À l'époque, EY effectuait une évaluation indépendante des activités de Rex. L'évaluation de 10 semaines comprenait un plan d'urgence en cas de mise sous administration. Les réunions avec la direction de Rex concernant une éventuelle mise sous administration n'ont commencé que le 16 juillet.
EY, qui s'occupe désormais de l'administration de Rex, a reçu 572 000 $ pour ces 10 semaines de travail, soit environ 11 440 $ par jour.
La directrice générale sortante de Virgin, Jayne Hrdlicka, a démenti les rumeurs selon lesquelles le transporteur voudrait acquérir les opérations régionales de Rex, même si les analystes estiment que cela rendrait une vente de ce groupe plus attrayante.
Bain, le groupe de capital-investissement propriétaire de Virgin, a abandonné son projet d'introduction en Bourse du groupe.

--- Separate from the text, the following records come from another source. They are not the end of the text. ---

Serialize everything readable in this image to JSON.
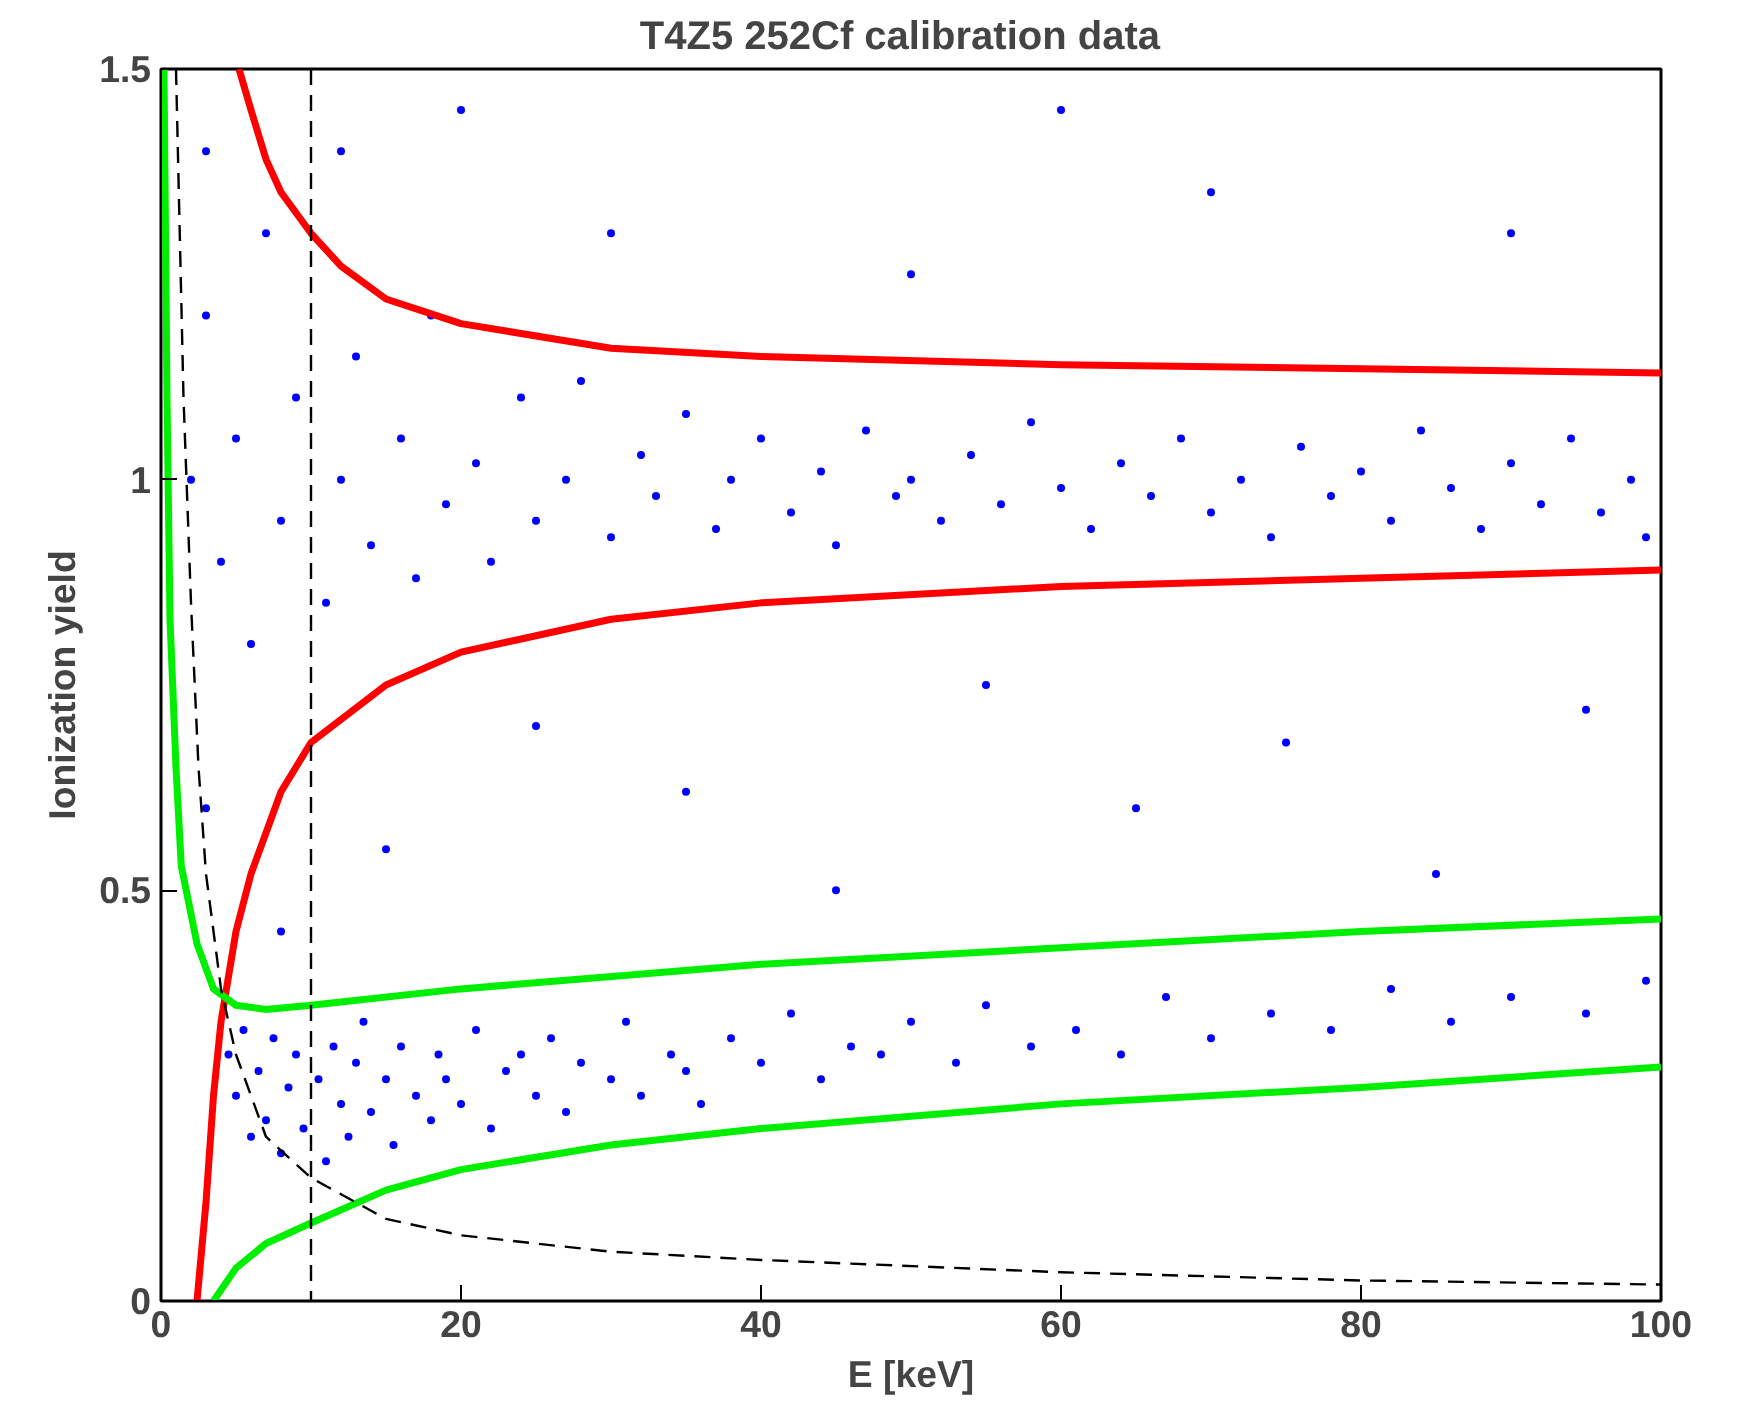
{
  "chart_data": {
    "type": "line",
    "title": "T4Z5   252Cf calibration data",
    "xlabel": "E [keV]",
    "ylabel": "Ionization yield",
    "xlim": [
      0,
      100
    ],
    "ylim": [
      0,
      1.5
    ],
    "xticks": [
      0,
      20,
      40,
      60,
      80,
      100
    ],
    "yticks": [
      0,
      0.5,
      1,
      1.5
    ],
    "grid": false,
    "series": [
      {
        "type": "scatter",
        "marker": "circle",
        "color": "#0000ff",
        "x": [
          3,
          4,
          5,
          6,
          7,
          8,
          9,
          11,
          12,
          13,
          14,
          16,
          17,
          18,
          19,
          21,
          22,
          24,
          25,
          27,
          28,
          30,
          32,
          33,
          35,
          37,
          38,
          40,
          42,
          44,
          45,
          47,
          49,
          50,
          52,
          54,
          56,
          58,
          60,
          62,
          64,
          66,
          68,
          70,
          72,
          74,
          76,
          78,
          80,
          82,
          84,
          86,
          88,
          90,
          92,
          94,
          96,
          98,
          99,
          4.5,
          5,
          5.5,
          6,
          6.5,
          7,
          7.5,
          8,
          8.5,
          9,
          9.5,
          10.5,
          11,
          11.5,
          12,
          12.5,
          13,
          13.5,
          14,
          15,
          15.5,
          16,
          17,
          18,
          18.5,
          19,
          20,
          21,
          22,
          23,
          24,
          25,
          26,
          27,
          28,
          30,
          31,
          32,
          34,
          35,
          36,
          38,
          40,
          42,
          44,
          46,
          48,
          50,
          53,
          55,
          58,
          61,
          64,
          67,
          70,
          74,
          78,
          82,
          86,
          90,
          95,
          99,
          3,
          8,
          15,
          25,
          35,
          45,
          55,
          65,
          75,
          85,
          95,
          12,
          30,
          50,
          70,
          90,
          60,
          20,
          2,
          3
        ],
        "values": [
          1.2,
          0.9,
          1.05,
          0.8,
          1.3,
          0.95,
          1.1,
          0.85,
          1.0,
          1.15,
          0.92,
          1.05,
          0.88,
          1.2,
          0.97,
          1.02,
          0.9,
          1.1,
          0.95,
          1.0,
          1.12,
          0.93,
          1.03,
          0.98,
          1.08,
          0.94,
          1.0,
          1.05,
          0.96,
          1.01,
          0.92,
          1.06,
          0.98,
          1.0,
          0.95,
          1.03,
          0.97,
          1.07,
          0.99,
          0.94,
          1.02,
          0.98,
          1.05,
          0.96,
          1.0,
          0.93,
          1.04,
          0.98,
          1.01,
          0.95,
          1.06,
          0.99,
          0.94,
          1.02,
          0.97,
          1.05,
          0.96,
          1.0,
          0.93,
          0.3,
          0.25,
          0.33,
          0.2,
          0.28,
          0.22,
          0.32,
          0.18,
          0.26,
          0.3,
          0.21,
          0.27,
          0.17,
          0.31,
          0.24,
          0.2,
          0.29,
          0.34,
          0.23,
          0.27,
          0.19,
          0.31,
          0.25,
          0.22,
          0.3,
          0.27,
          0.24,
          0.33,
          0.21,
          0.28,
          0.3,
          0.25,
          0.32,
          0.23,
          0.29,
          0.27,
          0.34,
          0.25,
          0.3,
          0.28,
          0.24,
          0.32,
          0.29,
          0.35,
          0.27,
          0.31,
          0.3,
          0.34,
          0.29,
          0.36,
          0.31,
          0.33,
          0.3,
          0.37,
          0.32,
          0.35,
          0.33,
          0.38,
          0.34,
          0.37,
          0.35,
          0.39,
          0.6,
          0.45,
          0.55,
          0.7,
          0.62,
          0.5,
          0.75,
          0.6,
          0.68,
          0.52,
          0.72,
          1.4,
          1.3,
          1.25,
          1.35,
          1.3,
          1.45,
          1.45,
          1.0,
          1.4
        ]
      },
      {
        "line_style": "solid",
        "color": "#ff0000",
        "x": [
          5.2,
          6,
          7,
          8,
          10,
          12,
          15,
          20,
          30,
          40,
          60,
          80,
          100
        ],
        "values": [
          1.5,
          1.45,
          1.39,
          1.35,
          1.3,
          1.26,
          1.22,
          1.19,
          1.16,
          1.15,
          1.14,
          1.135,
          1.13
        ]
      },
      {
        "line_style": "solid",
        "color": "#ff0000",
        "x": [
          2.4,
          3,
          3.5,
          4,
          5,
          6,
          8,
          10,
          15,
          20,
          30,
          40,
          60,
          80,
          100
        ],
        "values": [
          0,
          0.12,
          0.25,
          0.34,
          0.45,
          0.52,
          0.62,
          0.68,
          0.75,
          0.79,
          0.83,
          0.85,
          0.87,
          0.88,
          0.89
        ]
      },
      {
        "line_style": "solid",
        "color": "#00ee00",
        "x": [
          0.2,
          0.4,
          0.6,
          1,
          1.35,
          2.4,
          3.5,
          5,
          7,
          10,
          20,
          40,
          60,
          80,
          100
        ],
        "values": [
          1.5,
          1.1,
          0.83,
          0.65,
          0.53,
          0.435,
          0.38,
          0.36,
          0.355,
          0.36,
          0.38,
          0.41,
          0.43,
          0.45,
          0.465
        ]
      },
      {
        "line_style": "solid",
        "color": "#00ee00",
        "x": [
          3.5,
          5,
          7,
          10,
          15,
          20,
          30,
          40,
          60,
          80,
          100
        ],
        "values": [
          0,
          0.04,
          0.07,
          0.095,
          0.135,
          0.16,
          0.19,
          0.21,
          0.24,
          0.26,
          0.285
        ]
      },
      {
        "line_style": "dashed",
        "color": "#000000",
        "x": [
          1,
          1.5,
          2,
          2.5,
          3,
          4,
          5,
          7,
          10,
          15,
          20,
          30,
          40,
          60,
          80,
          100
        ],
        "values": [
          1.5,
          1.1,
          0.85,
          0.65,
          0.52,
          0.38,
          0.3,
          0.2,
          0.15,
          0.1,
          0.08,
          0.06,
          0.05,
          0.035,
          0.025,
          0.02
        ]
      }
    ],
    "ref_lines": [
      {
        "axis": "x",
        "value": 10,
        "color": "#000000",
        "line_style": "dashed"
      }
    ]
  }
}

Il pourrait plutôt tenter une vente partielle de Virgin à un transporteur étranger comme Qatar Airways. Qatar pourrait éventuellement prendre une participation de 20 % dans Virgin, ce qui nécessiterait l'approbation du gouvernement fédéral. Dans ce scénario, les actifs de Rex pourraient s'avérer intéressants.
Pendant ce temps, les communautés régionales traversent une période mouvementée alors qu'elles attendent de connaître le sort de Rex.